ソフトバンクが密かに100億円規模の投資ラウンドに参加しているヘルスケアスタートアップ11社

1億ドル(約100億円)以上規模と定義されることが多いいわゆるメガ投資ラウンドにより、2020年はヘルスケア業界にとって記録的な年となった。

実は日本の巨大投資ファンドであるソフトバンク・ビジョン・ファンドもまた、密かにヘルスケア業界のメガ投資ラウンドに登場している。

会長兼社長である孫正義が率いる運用額1000億ドルのビジョン・ファンド1とその後設立されたビジョン・ファンド2では、ウーバー(Uber)やドアダッシュ(DoorDash)などへの投資を成功させてきた。

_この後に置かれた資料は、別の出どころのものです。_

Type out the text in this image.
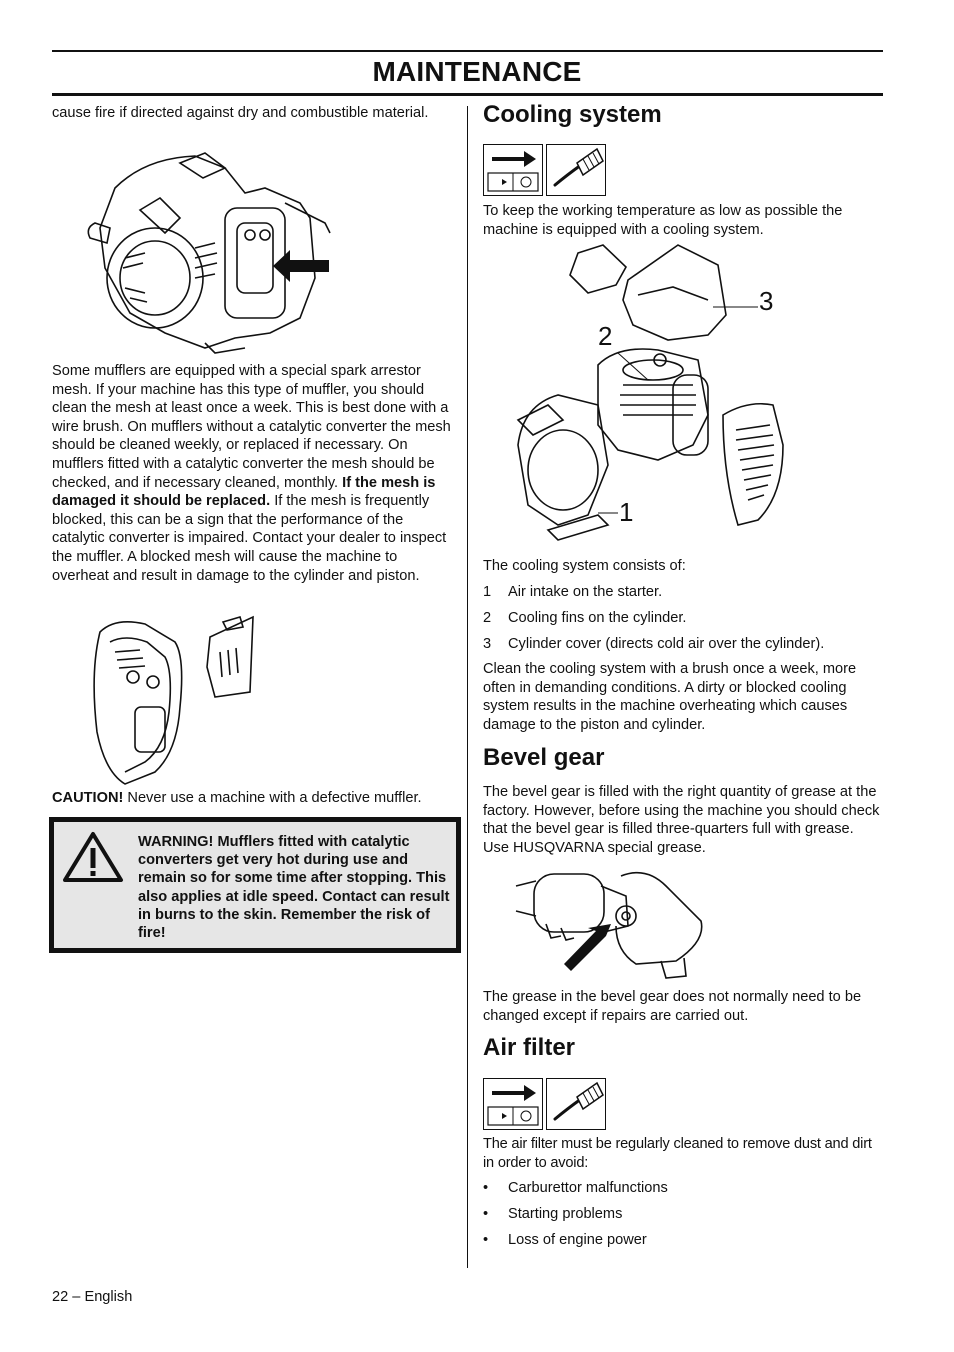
MAINTENANCE

cause fire if directed against dry and combustible material.

Some mufflers are equipped with a special spark arrestor mesh. If your machine has this type of muffler, you should clean the mesh at least once a week. This is best done with a wire brush. On mufflers without a catalytic converter the mesh should be cleaned weekly, or replaced if necessary. On mufflers fitted with a catalytic converter the mesh should be checked, and if necessary cleaned, monthly. If the mesh is damaged it should be replaced. If the mesh is frequently blocked, this can be a sign that the performance of the catalytic converter is impaired. Contact your dealer to inspect the muffler. A blocked mesh will cause the machine to overheat and result in damage to the cylinder and piston.

CAUTION! Never use a machine with a defective muffler.

WARNING! Mufflers fitted with catalytic converters get very hot during use and remain so for some time after stopping. This also applies at idle speed. Contact can result in burns to the skin. Remember the risk of fire!

Cooling system

To keep the working temperature as low as possible the machine is equipped with a cooling system.

3
2
1

The cooling system consists of:

1 Air intake on the starter.
2 Cooling fins on the cylinder.
3 Cylinder cover (directs cold air over the cylinder).

Clean the cooling system with a brush once a week, more often in demanding conditions. A dirty or blocked cooling system results in the machine overheating which causes damage to the piston and cylinder.

Bevel gear

The bevel gear is filled with the right quantity of grease at the factory. However, before using the machine you should check that the bevel gear is filled three-quarters full with grease. Use HUSQVARNA special grease.

The grease in the bevel gear does not normally need to be changed except if repairs are carried out.

Air filter

The air filter must be regularly cleaned to remove dust and dirt in order to avoid:

• Carburettor malfunctions
• Starting problems
• Loss of engine power
22 – English
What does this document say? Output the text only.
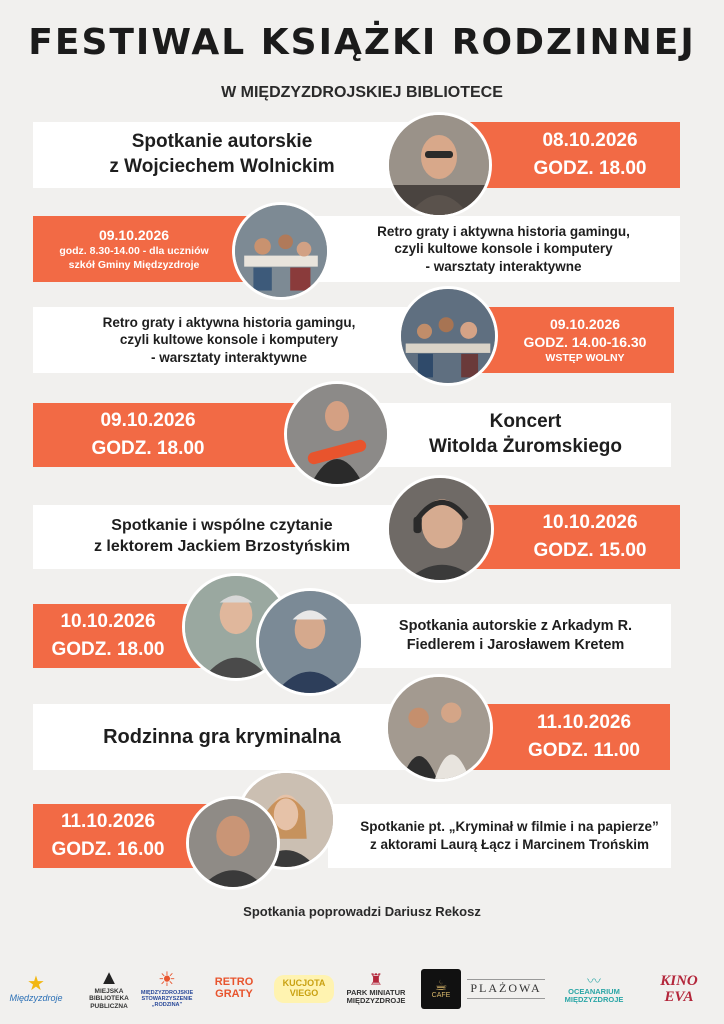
FESTIWAL KSIĄŻKI RODZINNEJ
W MIĘDZYZDROJSKIEJ BIBLIOTECE
Spotkanie autorskie
z Wojciechem Wolnickim
08.10.2026
GODZ. 18.00
09.10.2026
godz. 8.30-14.00 - dla uczniów
szkół Gminy Międzyzdroje
Retro graty i aktywna historia gamingu,
czyli kultowe konsole i komputery
- warsztaty interaktywne
Retro graty i aktywna historia gamingu,
czyli kultowe konsole i komputery
- warsztaty interaktywne
09.10.2026
GODZ. 14.00-16.30
WSTĘP WOLNY
09.10.2026
GODZ. 18.00
Koncert
Witolda Żuromskiego
Spotkanie i wspólne czytanie
z lektorem Jackiem Brzostyńskim
10.10.2026
GODZ. 15.00
10.10.2026
GODZ. 18.00
Spotkania autorskie z Arkadym R.
Fiedlerem i Jarosławem Kretem
Rodzinna gra kryminalna
11.10.2026
GODZ. 11.00
11.10.2026
GODZ. 16.00
Spotkanie pt. „Kryminał w filmie i na papierze”
z aktorami Laurą Łącz i Marcinem Trońskim
Spotkania poprowadzi Dariusz Rekosz
★
Międzyzdroje
▲
MIEJSKA BIBLIOTEKA PUBLICZNA
☀
MIĘDZYZDROJSKIE STOWARZYSZENIE „RODZINA”
RETRO GRATY
KUCJOTA VIEGO
♜
PARK MINIATUR MIĘDZYZDROJE
☕
CAFE
PLAŻOWA	〰
OCEANARIUM MIĘDZYZDROJE
KINO EVA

どちらのファンドも孫の得意分野であるテック業界への投資がメインではあるものの、将来有望だと思えば他業種にも出資を行ってきた。そのひとつがヘルスケアだ。

ビジョン・ファンド1の設立以降、ソフトバンクはアメリカの11社をはじめ、東南アジアや中国を拠点とするヘルスケア企業に投資。アメリカでは主にバイオテクノロジーのスタートアップや、ゲノミクス(ゲノムや遺伝子への研究開発)企業が投資先に選ばれている。これらはいずれも、長期間かつ費用のかかる当局の承認プロセスに多額の資金が必要な分野だ。

しかし最近は、デジタル・ヘルスケア分野への投資にも手を出し始めている。Pitchbookのデータによれば、2020年12月にはアプリを活用して不眠症や薬物乱用の治療を行うペア・セラピューティクス(Pear Therapeutics)に対し、10日の間隔で2度、合計1億1200万ドルの投資ラウンドに参加している。

ソフトバンクのヘルスケアへの投資はすべて1億ドル以上のラウンドで行われており、こうしたメガラウンドが2020年のヘルスケアへの投資額を押し上げた。